Pt# 10, a minor, presented to the Emergency Department (ED) by law enforcement on an Emergency Petition due to self-injurious and threatening behaviors. On arrival to the ED at 1450hrs, Pt#10 was documented as "physically aggressive" and "a risk to self and others". Pt# 10 was placed into 4-point violent restraints at 1500hrs and remained in 4-point restraints until 1600hrs. No evidence was found in the chart of a face-to-face assessment.
Tag No.: A0183
Based on review of nine open and six closed medical records, including two restraint/seclusion patient records, it was determined that the hospital failed to properly monitor a patient in simultaneous restraint and seclusion.

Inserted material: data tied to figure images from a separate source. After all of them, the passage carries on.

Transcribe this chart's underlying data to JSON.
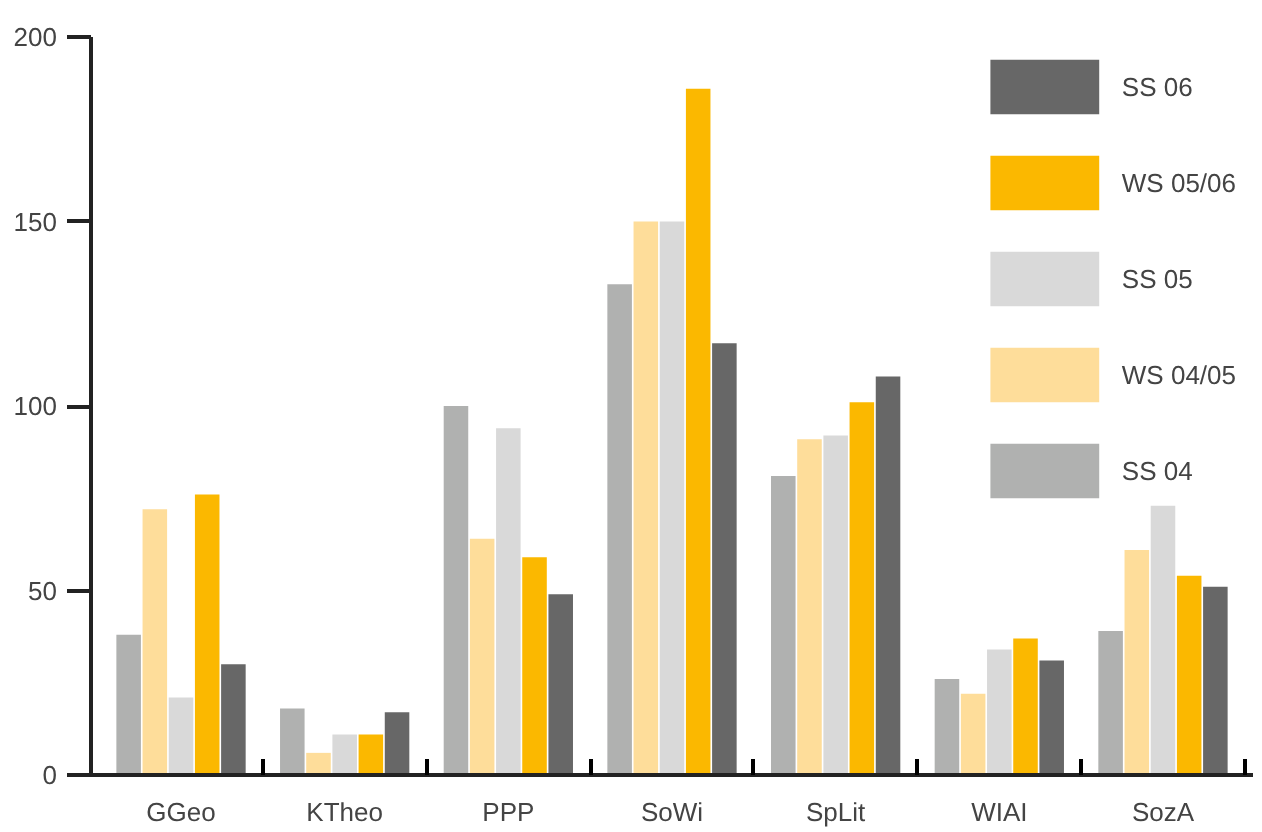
{
  "chart_data": {
    "type": "bar",
    "categories": [
      "GGeo",
      "KTheo",
      "PPP",
      "SoWi",
      "SpLit",
      "WIAI",
      "SozA"
    ],
    "series": [
      {
        "name": "SS 04",
        "color": "#b0b1b0",
        "values": [
          38,
          18,
          100,
          133,
          81,
          26,
          39
        ]
      },
      {
        "name": "WS 04/05",
        "color": "#fedd9a",
        "values": [
          72,
          6,
          64,
          150,
          91,
          22,
          61
        ]
      },
      {
        "name": "SS 05",
        "color": "#d9d9d9",
        "values": [
          21,
          11,
          94,
          150,
          92,
          34,
          73
        ]
      },
      {
        "name": "WS 05/06",
        "color": "#fbb800",
        "values": [
          76,
          11,
          59,
          186,
          101,
          37,
          54
        ]
      },
      {
        "name": "SS 06",
        "color": "#676767",
        "values": [
          30,
          17,
          49,
          117,
          108,
          31,
          51
        ]
      }
    ],
    "ylim": [
      0,
      200
    ],
    "yticks": [
      0,
      50,
      100,
      150,
      200
    ],
    "grid": false,
    "legend": "top right"
  }
}
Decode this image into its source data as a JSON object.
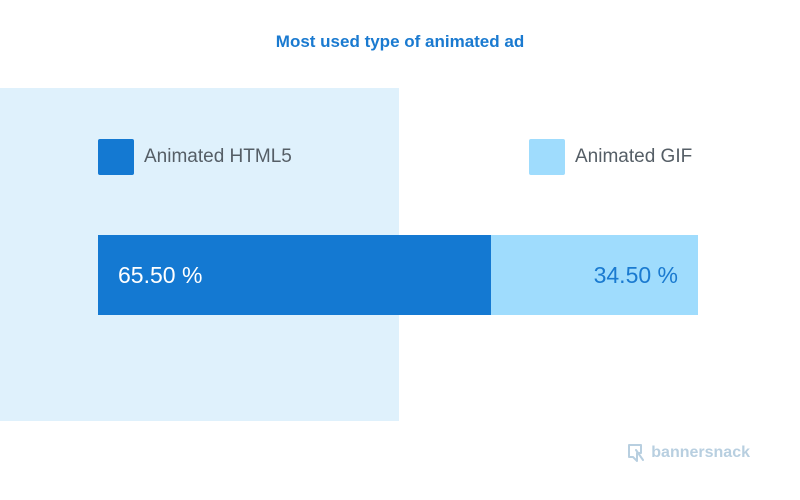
{
  "chart_data": {
    "type": "bar",
    "orientation": "horizontal-stacked",
    "title": "Most used type of animated ad",
    "categories": [
      "Animated HTML5",
      "Animated GIF"
    ],
    "values": [
      65.5,
      34.5
    ],
    "value_labels": [
      "65.50 %",
      "34.50 %"
    ],
    "unit": "%",
    "xlim": [
      0,
      100
    ],
    "colors": [
      "#1479d2",
      "#9fdcfd"
    ],
    "label_colors": [
      "#ffffff",
      "#1a7ad0"
    ],
    "legend_position": "top",
    "grid": false
  },
  "brand": {
    "name": "bannersnack",
    "color": "#b8cfe0",
    "icon": "bannersnack-logo-icon"
  }
}
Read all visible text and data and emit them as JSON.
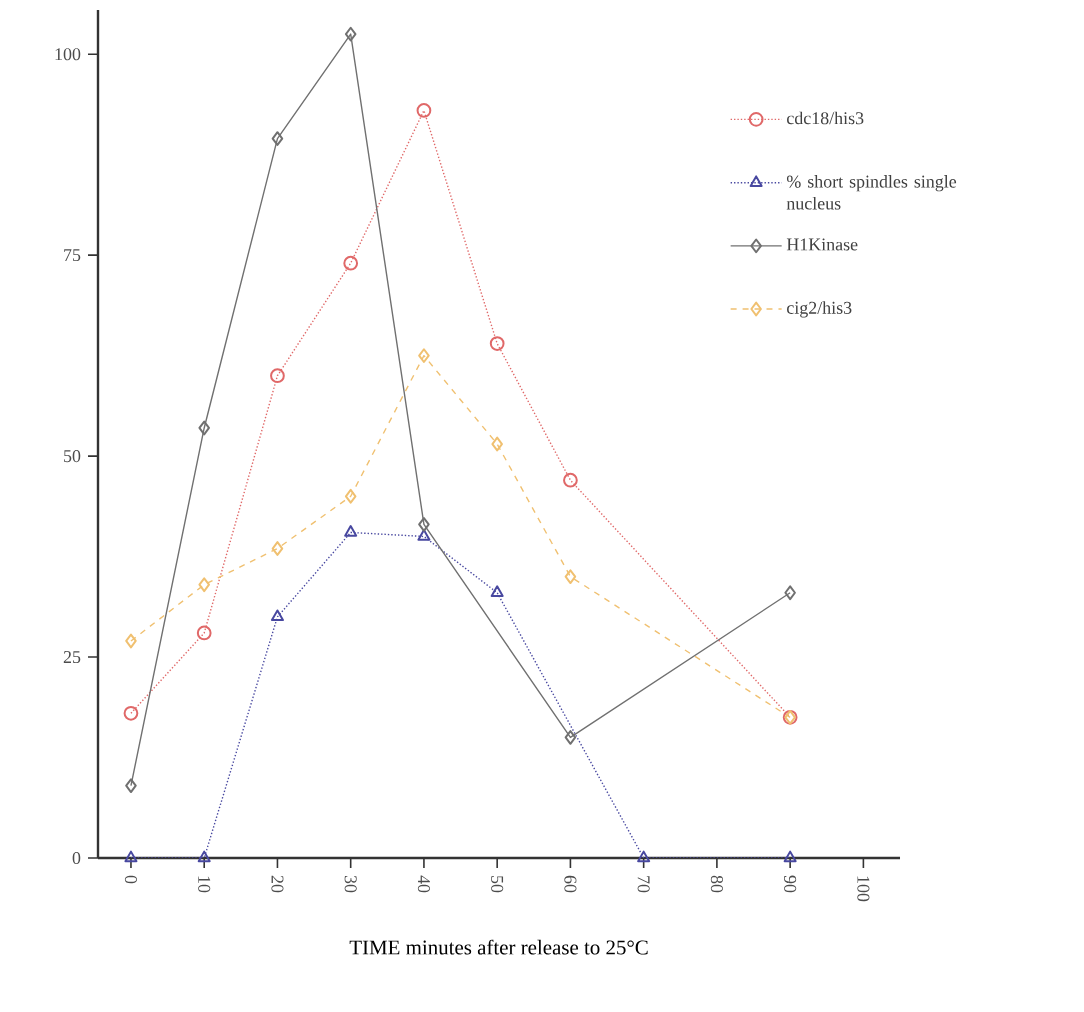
{
  "chart_data": {
    "type": "line",
    "xlabel": "TIME minutes after release to 25°C",
    "xlim": [
      -4.5,
      105
    ],
    "ylim": [
      0,
      105.5
    ],
    "xticks": [
      0,
      10,
      20,
      30,
      40,
      50,
      60,
      70,
      80,
      90,
      100
    ],
    "yticks": [
      0,
      25,
      50,
      75,
      100
    ],
    "grid": false,
    "legend": "top right",
    "series": [
      {
        "name": "cdc18/his3",
        "color": "#e06868",
        "marker": "circle",
        "line_style": "dotted",
        "x": [
          0,
          10,
          20,
          30,
          40,
          50,
          60,
          90
        ],
        "values": [
          18,
          28,
          60,
          74,
          93,
          64,
          47,
          17.5
        ]
      },
      {
        "name": "% short spindles single nucleus",
        "color": "#4848a0",
        "marker": "triangle",
        "line_style": "dotted",
        "x": [
          0,
          10,
          20,
          30,
          40,
          50,
          70,
          90
        ],
        "values": [
          0,
          0,
          30,
          40.5,
          40,
          33,
          0,
          0
        ]
      },
      {
        "name": "H1Kinase",
        "color": "#707070",
        "marker": "diamond",
        "line_style": "solid",
        "x": [
          0,
          10,
          20,
          30,
          40,
          60,
          90
        ],
        "values": [
          9,
          53.5,
          89.5,
          102.5,
          41.5,
          15,
          33
        ]
      },
      {
        "name": "cig2/his3",
        "color": "#f0c070",
        "marker": "diamond",
        "line_style": "dashed",
        "x": [
          0,
          10,
          20,
          30,
          40,
          50,
          60,
          90
        ],
        "values": [
          27,
          34,
          38.5,
          45,
          62.5,
          51.5,
          35,
          17.5
        ]
      }
    ]
  }
}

Pt #1 presented to the emergency department (ED) with an acute medical problem and reported not feeling well. Pt#1 also had a history of a mental illness. Documentation within the record indicted patient became increasingly disruptive and the patient was placed in the Behavioral Health Unit (BHU) within the ED.
Record review revealed on the second day Pt#1 was in the ED, Pt #1 was placed in both violent 4-point restraints and locked door seclusion at 1300hrs. Per restraint flow sheet, the RN documented at 1315hrs under "Restraint Care Needs Q1 Hour" " ...locked door, restraints." Per technician progress note at 1316hrs, it was documented "light and door shut to encourage pt to sleep." The provider face-to-face assessment also listed both seclusion and physical restraints as the "Behavioral restraint types" for this episode. Per surveyor review of the behavioral health unit, rooms did not have audio monitoring capability. Pt #1 was placed in simultaneous restraint and seclusion with the lights off. No evidence of continuous 1:1 safety monitoring of Pt #1 during the episode was found in the medical record. Pt # 1 was released from restraints at 1351.